La terre ferme étant de plus en plus surexploitée, et largement détériorée, il est tentant de se tourner vers un autre espace, qui représente 71% de la superficie du globe. Et qui possède, croit-on, d’immenses ressources, qu’elles soient alimentaires ou énergétiques : la mer. Que peut-on, que doit-on, faire avec ce potentiel ? Pour en parler étaient réunis au Mardi de l’Environnement de juin de grands spécialistes de ces questions.

Pour Nardo Vincente, professeur de biologie marine et directeur scientifique de l’Institut oéanographique Paul Ricard, il existe bien un « gisement » de ressources océaniques, qui est à l’heure actuelle largement sous-exploité : 10% seulement des protéines nécessaires à l’alimentation humaine proviennent des mers.

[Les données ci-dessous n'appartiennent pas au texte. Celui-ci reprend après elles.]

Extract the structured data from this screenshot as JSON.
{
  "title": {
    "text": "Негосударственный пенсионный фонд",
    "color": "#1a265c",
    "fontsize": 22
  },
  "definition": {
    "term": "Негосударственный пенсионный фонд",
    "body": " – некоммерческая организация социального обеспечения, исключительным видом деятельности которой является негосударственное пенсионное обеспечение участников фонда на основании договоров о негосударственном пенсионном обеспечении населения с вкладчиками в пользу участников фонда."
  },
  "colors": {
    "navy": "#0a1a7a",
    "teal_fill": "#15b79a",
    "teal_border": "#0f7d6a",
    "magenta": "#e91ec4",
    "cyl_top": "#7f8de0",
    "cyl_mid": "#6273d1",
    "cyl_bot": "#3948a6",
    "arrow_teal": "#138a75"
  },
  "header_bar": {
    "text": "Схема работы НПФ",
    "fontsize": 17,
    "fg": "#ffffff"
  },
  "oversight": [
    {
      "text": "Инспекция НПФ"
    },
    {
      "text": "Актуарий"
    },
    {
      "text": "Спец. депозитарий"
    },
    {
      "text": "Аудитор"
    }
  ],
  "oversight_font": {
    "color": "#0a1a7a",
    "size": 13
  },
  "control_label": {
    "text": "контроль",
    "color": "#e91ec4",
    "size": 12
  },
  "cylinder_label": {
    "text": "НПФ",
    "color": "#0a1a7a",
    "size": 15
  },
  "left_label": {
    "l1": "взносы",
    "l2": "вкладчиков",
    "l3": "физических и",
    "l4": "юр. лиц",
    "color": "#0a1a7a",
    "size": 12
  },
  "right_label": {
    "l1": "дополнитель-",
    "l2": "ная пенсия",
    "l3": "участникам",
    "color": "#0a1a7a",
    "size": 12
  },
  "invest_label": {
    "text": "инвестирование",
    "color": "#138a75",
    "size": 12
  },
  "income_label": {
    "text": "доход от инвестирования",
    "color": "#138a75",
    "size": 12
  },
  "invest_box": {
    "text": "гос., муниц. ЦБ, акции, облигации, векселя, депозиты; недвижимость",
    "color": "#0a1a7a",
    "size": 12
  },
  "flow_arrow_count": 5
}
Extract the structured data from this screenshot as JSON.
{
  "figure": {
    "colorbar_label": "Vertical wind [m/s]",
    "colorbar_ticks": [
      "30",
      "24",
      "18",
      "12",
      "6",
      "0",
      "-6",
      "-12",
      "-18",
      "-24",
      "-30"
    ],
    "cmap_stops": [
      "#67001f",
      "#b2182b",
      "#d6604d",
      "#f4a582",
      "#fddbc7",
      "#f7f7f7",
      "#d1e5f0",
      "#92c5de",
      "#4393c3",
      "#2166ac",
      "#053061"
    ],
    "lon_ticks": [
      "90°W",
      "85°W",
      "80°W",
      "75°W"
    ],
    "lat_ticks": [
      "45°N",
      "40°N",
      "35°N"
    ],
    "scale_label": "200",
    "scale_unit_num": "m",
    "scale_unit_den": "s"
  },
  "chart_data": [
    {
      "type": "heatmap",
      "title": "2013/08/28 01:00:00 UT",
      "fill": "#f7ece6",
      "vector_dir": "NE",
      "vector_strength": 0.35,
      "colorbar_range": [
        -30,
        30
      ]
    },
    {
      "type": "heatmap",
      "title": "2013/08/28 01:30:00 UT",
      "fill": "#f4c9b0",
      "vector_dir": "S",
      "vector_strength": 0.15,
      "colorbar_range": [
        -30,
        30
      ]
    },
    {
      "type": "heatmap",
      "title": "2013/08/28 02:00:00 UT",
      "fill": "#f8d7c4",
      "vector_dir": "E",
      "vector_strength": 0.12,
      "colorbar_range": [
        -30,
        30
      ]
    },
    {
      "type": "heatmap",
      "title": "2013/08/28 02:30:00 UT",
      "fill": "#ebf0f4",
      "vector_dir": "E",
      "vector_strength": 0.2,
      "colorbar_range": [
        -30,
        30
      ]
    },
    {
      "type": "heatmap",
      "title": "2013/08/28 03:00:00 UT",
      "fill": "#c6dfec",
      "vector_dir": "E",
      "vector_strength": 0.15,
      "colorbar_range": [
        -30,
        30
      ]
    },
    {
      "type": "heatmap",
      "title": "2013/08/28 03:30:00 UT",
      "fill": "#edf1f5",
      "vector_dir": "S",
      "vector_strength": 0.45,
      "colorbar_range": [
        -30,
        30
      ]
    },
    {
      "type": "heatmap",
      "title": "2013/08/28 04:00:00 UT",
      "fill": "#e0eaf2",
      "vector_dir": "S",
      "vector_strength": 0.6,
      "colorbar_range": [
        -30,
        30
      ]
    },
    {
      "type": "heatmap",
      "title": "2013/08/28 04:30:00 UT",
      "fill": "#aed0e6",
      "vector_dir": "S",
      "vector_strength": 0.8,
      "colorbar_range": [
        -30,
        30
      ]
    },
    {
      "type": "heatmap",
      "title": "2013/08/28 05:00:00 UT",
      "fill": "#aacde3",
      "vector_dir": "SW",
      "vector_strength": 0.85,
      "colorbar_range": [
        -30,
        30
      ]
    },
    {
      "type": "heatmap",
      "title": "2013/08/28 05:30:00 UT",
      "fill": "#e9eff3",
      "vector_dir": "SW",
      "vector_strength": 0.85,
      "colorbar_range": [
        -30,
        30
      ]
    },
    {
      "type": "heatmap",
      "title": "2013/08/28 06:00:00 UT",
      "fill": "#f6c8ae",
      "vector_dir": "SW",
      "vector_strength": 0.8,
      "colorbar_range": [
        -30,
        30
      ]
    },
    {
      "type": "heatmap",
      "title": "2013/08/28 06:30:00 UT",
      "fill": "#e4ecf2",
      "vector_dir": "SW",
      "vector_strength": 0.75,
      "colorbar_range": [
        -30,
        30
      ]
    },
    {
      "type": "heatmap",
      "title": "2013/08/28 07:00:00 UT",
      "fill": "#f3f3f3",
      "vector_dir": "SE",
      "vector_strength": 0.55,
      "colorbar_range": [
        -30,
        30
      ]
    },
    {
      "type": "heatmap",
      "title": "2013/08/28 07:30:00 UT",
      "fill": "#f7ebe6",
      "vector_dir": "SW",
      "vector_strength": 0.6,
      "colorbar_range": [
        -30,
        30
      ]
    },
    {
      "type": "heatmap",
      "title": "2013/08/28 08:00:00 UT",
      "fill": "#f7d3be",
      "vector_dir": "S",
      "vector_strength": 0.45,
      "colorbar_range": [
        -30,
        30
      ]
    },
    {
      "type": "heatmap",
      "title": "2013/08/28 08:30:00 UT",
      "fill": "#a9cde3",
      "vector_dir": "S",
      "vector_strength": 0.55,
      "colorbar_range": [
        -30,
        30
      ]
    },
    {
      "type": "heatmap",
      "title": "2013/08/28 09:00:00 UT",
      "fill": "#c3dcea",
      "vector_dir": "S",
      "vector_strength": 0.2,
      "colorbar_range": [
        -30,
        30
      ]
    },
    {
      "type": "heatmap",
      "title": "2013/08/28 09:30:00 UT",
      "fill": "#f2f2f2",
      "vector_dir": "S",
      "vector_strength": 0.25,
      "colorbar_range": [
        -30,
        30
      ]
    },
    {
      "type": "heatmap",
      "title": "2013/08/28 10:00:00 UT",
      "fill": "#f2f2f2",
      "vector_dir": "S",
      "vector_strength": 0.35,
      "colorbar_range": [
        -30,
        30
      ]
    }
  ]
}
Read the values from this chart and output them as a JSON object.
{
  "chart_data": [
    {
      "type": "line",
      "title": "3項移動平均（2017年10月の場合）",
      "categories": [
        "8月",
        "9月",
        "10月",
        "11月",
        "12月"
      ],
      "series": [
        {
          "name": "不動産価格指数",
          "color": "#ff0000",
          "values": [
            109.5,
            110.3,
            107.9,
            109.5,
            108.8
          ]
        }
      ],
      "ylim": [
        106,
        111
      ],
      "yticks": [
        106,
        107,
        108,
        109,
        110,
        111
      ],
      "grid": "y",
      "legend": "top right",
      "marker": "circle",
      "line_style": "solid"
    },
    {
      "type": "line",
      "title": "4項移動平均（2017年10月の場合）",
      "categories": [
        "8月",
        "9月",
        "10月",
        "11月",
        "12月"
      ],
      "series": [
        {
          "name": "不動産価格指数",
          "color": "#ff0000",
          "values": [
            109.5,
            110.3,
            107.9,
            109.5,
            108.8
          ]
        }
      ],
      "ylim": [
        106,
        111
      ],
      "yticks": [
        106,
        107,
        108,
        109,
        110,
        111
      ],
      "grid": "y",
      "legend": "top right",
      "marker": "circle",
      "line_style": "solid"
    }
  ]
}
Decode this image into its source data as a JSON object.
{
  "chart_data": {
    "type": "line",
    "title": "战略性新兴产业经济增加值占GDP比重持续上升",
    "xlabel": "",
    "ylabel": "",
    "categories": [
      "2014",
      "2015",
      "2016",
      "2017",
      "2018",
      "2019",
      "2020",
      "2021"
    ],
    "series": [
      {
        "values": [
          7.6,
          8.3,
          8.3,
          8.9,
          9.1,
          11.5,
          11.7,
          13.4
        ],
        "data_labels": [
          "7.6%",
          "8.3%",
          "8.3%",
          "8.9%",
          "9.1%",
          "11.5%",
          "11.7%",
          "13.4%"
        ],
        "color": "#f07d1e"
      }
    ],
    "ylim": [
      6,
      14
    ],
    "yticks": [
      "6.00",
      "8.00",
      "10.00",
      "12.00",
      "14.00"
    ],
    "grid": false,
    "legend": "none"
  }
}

Selon Patrice Lardeau, chargé des relations publiques à l’Ifremer, en matière d’énergie, il serait possible d’utiliser la houle, les courants littoraux, l’énergie maréthermique, les nodulles métalliques et rechercher plus profondément le pétrole (à 3 000 mètres, comme il est prévu dans les 3 à 4 ans qui viennent). Mais pour lui, il faudrait aussi résoudre la question des déchets, illustrée par un film sur la pollution en Méditerranée.

La sauvegarde des espèces et des espaces est également une question cruciale, dans cette perspective de développement des ressources marines. Philippe Robert, secrétaire exécutif du sanctuaire Pélagos, l’a souligné, en présentant ce sanctuaire, qui représente un vaste triangle de 87 500 km2 entre les îles d’Hyères en France, Monaco et la Sardaigne (Italie). Il est peuplé de nombreuses espèces de cétacés et doit trouver des accords avec les exploitants marins (transports, pêche) pour offrir le moins de perturbations à cette faune marine. Mais ce n’est pas facile…

L’instauration d’aires protégées à plus grande échelle, dans la plupart des océans, semble également une nécessité, a estimé Sébastien Mabile, du WWF France. Et notamment pour notre pays. Il est le troisième au monde pour la superficie de son domaine maritime océanique. Mais seulement 0, 001% de ce domaine bénéficie d’une telle protection (7,5% pour l’Australie, par exemple). Il faut donc progresser largement.

Le bilan français est nettement supérieur en ce qui concerne le domaine public maritime. Depuis 30 ans, le Conservatoire du littoral se consacre à l’acquisition de ces espaces, dont 10% (soit 100 000 ha), ont pu, ainsi, être protégés. Pour Emmanuel Lopez, directeur du Conservatoire, d’ici 30 ans, les trois-quarts de la population mondiale vivront sur une bande littorale de 60 km de large. Il est donc impératif d’étendre les mesures de protection à ces zones déjà très anthropisées. Nardo Vicente a rappelé, en final, qu’en Méditerranée, il n’existait pas comme en haute mer de zone économique exclusive (200 miles). Mais seulement, en tout cas pour la France, une zone de protection écologique (de 12 à 200 miles). Cela n’empêche pas les pollutions, notamment par les dégazages des navires. Même si, pour lui, ces dégazages ne sont pas réellement des pollutions, mais des nuisances, qui peuvent être résorbées.

En ouverture de ce débat, le musicien Bernard Abeille avait interprété à la contrebasse ses compositions de chants de baleine.